Here's what I learnt (would love to hear corrections/better cues):

  • shoulders back, pull the handles apart
  • tuck elbows in
  • push your chest high throughout especially on the way down (or you're dead coming out of the hole)
  • you need to lean back a bunch more than you think
  • breathing/bracing as per squatting

More tips appreciated...


#2

Drive back into the bar hard on the way up, use the handles only to balance. Don't pull up on the handles , as it makes it easier
Good luck and have fun.


#3

Wear flat soled shoes that don't pitch you forward


#4

What are you trying to get out of the SSB? That's going to change how you cue it.

I use it as a deadlift and stone load builder. It doesn't really carry over to squats that way though.


#5

Build general leg strength
Improve upper back isometric strength (for drags)
Strengthen the squat pattern when the weight is out infront (as per picking up a husafel stone before carrying and I guess an atlas stone)


#6

As far as building upper back strength with the SSB, I've found doing a Westside style box squat builds my upper back as well as deadlifts.

Good mornings even more so.

You can even just sit down on a bench with it on your back with no to little weight on it and do upper back extensions supersetted with shrugs.

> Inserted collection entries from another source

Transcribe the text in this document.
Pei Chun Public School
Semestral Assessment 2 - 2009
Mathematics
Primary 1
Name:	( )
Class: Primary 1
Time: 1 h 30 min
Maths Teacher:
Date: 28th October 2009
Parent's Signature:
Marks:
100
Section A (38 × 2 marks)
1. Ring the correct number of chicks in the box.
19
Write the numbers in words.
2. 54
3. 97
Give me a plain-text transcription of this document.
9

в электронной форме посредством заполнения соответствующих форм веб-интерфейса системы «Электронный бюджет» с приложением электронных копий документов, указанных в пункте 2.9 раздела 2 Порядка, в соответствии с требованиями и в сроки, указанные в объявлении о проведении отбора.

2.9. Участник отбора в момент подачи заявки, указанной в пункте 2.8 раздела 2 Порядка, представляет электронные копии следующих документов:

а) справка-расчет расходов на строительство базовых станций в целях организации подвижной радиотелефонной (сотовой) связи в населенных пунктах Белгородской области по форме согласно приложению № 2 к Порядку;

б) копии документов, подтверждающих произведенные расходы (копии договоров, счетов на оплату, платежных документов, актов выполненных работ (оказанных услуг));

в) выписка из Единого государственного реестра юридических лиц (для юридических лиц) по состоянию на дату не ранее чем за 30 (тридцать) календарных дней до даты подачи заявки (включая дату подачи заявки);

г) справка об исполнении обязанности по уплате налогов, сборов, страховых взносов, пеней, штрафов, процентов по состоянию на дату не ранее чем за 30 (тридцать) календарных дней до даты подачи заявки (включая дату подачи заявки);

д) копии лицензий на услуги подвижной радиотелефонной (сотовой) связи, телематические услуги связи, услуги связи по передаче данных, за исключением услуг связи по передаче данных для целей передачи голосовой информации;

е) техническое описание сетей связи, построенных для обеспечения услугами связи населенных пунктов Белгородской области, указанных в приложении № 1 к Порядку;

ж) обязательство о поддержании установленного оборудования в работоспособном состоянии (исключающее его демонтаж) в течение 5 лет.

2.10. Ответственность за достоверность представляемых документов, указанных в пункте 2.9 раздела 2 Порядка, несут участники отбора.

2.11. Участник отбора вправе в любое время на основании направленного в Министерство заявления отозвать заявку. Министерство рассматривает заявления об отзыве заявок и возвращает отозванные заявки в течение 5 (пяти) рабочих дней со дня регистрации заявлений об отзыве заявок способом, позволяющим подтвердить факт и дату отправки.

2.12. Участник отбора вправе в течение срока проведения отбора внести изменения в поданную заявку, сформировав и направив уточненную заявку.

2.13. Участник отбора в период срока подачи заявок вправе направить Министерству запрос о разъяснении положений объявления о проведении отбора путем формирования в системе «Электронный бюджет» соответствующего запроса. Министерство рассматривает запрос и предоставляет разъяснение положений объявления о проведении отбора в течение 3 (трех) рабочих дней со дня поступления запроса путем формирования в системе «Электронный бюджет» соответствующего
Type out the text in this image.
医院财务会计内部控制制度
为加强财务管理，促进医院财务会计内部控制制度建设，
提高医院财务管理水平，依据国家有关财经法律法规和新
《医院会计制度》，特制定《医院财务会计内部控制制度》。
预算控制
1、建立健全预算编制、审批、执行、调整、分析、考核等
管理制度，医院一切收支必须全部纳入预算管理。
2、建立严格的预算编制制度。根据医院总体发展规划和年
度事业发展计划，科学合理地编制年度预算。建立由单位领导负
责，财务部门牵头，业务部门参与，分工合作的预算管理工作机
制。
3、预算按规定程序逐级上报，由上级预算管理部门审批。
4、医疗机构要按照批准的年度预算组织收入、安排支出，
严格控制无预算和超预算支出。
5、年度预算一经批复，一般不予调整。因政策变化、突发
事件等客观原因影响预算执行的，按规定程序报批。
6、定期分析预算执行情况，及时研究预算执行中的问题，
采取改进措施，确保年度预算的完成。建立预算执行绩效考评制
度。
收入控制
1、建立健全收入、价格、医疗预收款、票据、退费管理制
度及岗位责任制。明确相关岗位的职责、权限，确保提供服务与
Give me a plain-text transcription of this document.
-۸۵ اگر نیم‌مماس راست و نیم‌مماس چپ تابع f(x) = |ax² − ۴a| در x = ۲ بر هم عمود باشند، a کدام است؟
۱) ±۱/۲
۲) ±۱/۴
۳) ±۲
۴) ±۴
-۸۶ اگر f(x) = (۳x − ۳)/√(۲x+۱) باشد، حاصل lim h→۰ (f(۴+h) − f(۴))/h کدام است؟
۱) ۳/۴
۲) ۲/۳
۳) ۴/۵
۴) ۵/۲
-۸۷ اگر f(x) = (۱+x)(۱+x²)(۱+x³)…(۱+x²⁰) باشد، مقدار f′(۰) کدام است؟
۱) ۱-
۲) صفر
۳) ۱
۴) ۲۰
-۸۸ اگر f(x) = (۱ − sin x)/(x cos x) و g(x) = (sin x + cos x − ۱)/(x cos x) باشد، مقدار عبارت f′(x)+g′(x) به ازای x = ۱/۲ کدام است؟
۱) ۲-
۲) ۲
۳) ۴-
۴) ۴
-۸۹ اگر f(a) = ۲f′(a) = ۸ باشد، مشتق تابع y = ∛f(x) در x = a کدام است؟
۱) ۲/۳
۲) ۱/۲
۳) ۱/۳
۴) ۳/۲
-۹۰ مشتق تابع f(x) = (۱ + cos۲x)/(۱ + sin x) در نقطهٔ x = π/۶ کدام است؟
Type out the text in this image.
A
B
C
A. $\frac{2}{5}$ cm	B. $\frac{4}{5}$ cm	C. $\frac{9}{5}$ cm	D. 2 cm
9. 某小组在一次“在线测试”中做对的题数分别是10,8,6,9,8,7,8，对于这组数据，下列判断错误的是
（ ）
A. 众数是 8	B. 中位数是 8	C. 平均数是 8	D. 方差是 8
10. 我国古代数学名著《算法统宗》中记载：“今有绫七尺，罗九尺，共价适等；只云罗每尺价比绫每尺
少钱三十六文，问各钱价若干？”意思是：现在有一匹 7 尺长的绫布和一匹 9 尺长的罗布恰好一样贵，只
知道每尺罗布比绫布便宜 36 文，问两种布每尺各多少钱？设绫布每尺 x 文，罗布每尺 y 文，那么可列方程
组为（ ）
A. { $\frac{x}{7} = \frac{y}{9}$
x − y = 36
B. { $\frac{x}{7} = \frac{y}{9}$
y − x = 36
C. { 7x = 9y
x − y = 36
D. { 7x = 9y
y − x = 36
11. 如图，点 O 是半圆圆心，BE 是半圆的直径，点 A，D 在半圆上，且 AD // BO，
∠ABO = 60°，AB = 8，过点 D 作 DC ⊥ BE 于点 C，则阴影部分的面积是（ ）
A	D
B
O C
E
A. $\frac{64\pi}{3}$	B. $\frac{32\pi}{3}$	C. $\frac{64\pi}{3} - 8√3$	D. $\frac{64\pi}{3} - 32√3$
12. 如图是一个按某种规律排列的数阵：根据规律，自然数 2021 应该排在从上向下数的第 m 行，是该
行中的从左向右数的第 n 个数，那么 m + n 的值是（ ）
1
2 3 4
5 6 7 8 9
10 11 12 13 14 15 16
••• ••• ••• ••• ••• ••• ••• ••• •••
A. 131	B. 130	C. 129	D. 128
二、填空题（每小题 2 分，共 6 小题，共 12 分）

I just looked up husafel stone. I know very little about strongman so take what I've got to say with a hefty chunk of salt, but it really looks like zercher or front squats would be more relevant. Especially zercher squats since the center of gravity looks most similar.


#7

Biggest technique mistake I see is that people pull down on the handles as they reverse out of the hole which, due to the camber of the bar, changes your center of gravity mid-lift and really throws you out of the groove.


#8

This is why I asked about goals, because this is actually something I do by design to train myself to be strong in a terribly disadvantaged position. It carries over well into deadlifts and strongman stuff, but doesn't really map onto squats well.


#9

Honestly, just treat it like your normal squat. That's what I do and I find it carries over massively well to my squat but I squat quite upright so that may be why. .

If you're going to grip at the pads and you're struggling, pull down on them. That helps. Or, if you're using lower loads for reps don't hold the bar at all. That's interesting.

If you grip the camber and you're in a power rack, be careful not to knock your forearms into the safeties.


#10

At one time, I had immense carry over from SSB squats. At the time as I do now, I squatted low bar, wide stance, sit back a lot. My biggest problem was folding over and SSB squats helped iron that out.

Now, SSB squats do diddly squat since that's not the issue any more.


#11

Which is where I fail when I do, even if it's just out of the hole I fold up. Explains a lot.